Two Utah schools honored with federal awards for excellence show a "can-do attitude" despite tight education budgets, Gov. Norman Bangerter said in a message delivered by his wife Monday night at the awards ceremonies.
The governor was scheduled to attend the ceremonies but had to cancel at the last minute because of the special session of the Legislature lingering on Capitol Hill.His wife, Colleen Bangerter, delivered the governor's congratulations in ceremonies at J.A. Taylor Elementary School, Centerville, and Bonneville Elementary School, Salt Lake.
The two schools are the only ones in the state to receive the awards from the federal education department, initiated by former Education Secretary William Bennett.
Education Department spokesman Tom Tancredo, who came from Denver for the ceremonies, said 700 schools across the nation were nominated. The number was first pared to 364 after on-site visits, and then 287 schools were eventually picked for awards.

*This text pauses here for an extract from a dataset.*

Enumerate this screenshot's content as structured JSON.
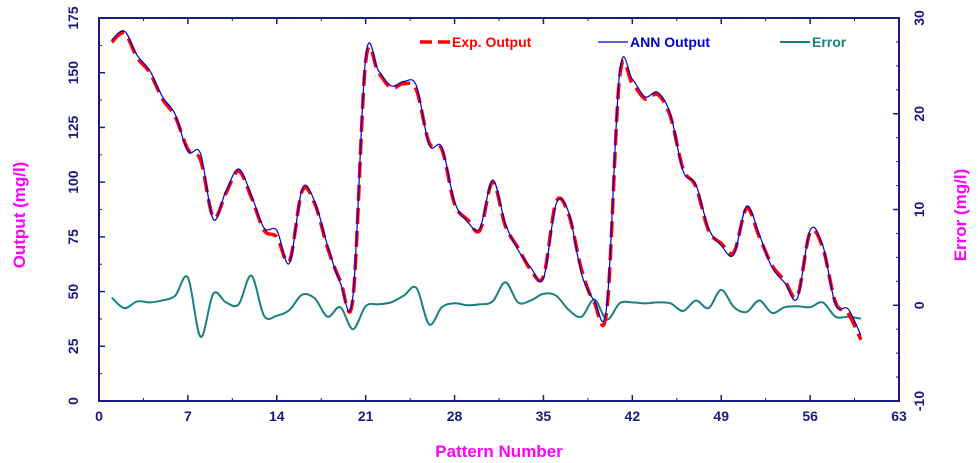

The school principals, along with student body representatives, were honored recently in Washington, D.C., meeting with Bennett and President Ronald Reagan.
The governor likes to curl up with a good mystery novel, especially Sherlock Holmes, Mrs. Bangerter told the group, and especially likes the finale when the detective gathers all the suspects in a single room and points out the guilty party.
It doesn't take a detective to determine "who did it" at the honored schools, she said, pointing out the persons "guilty" of hard work, hours of effort, and caring.
The awards reaffirm the state's high expectations of its education system, she said, and the challenges facing the schools, with their high pupil-per-classroom ratio and tight budgets.
But a "can-do" attitude by teachers and administrators, passed on to the children and supported by parents, makes excellence in education possible, Mrs. Bangerter said.
James Moss, state education superintendent, told students the state has the largest number of students per classroom, spends less per student than nearly any other state, and less on administration, yet operates one of the best and most-productive school systems in the nation.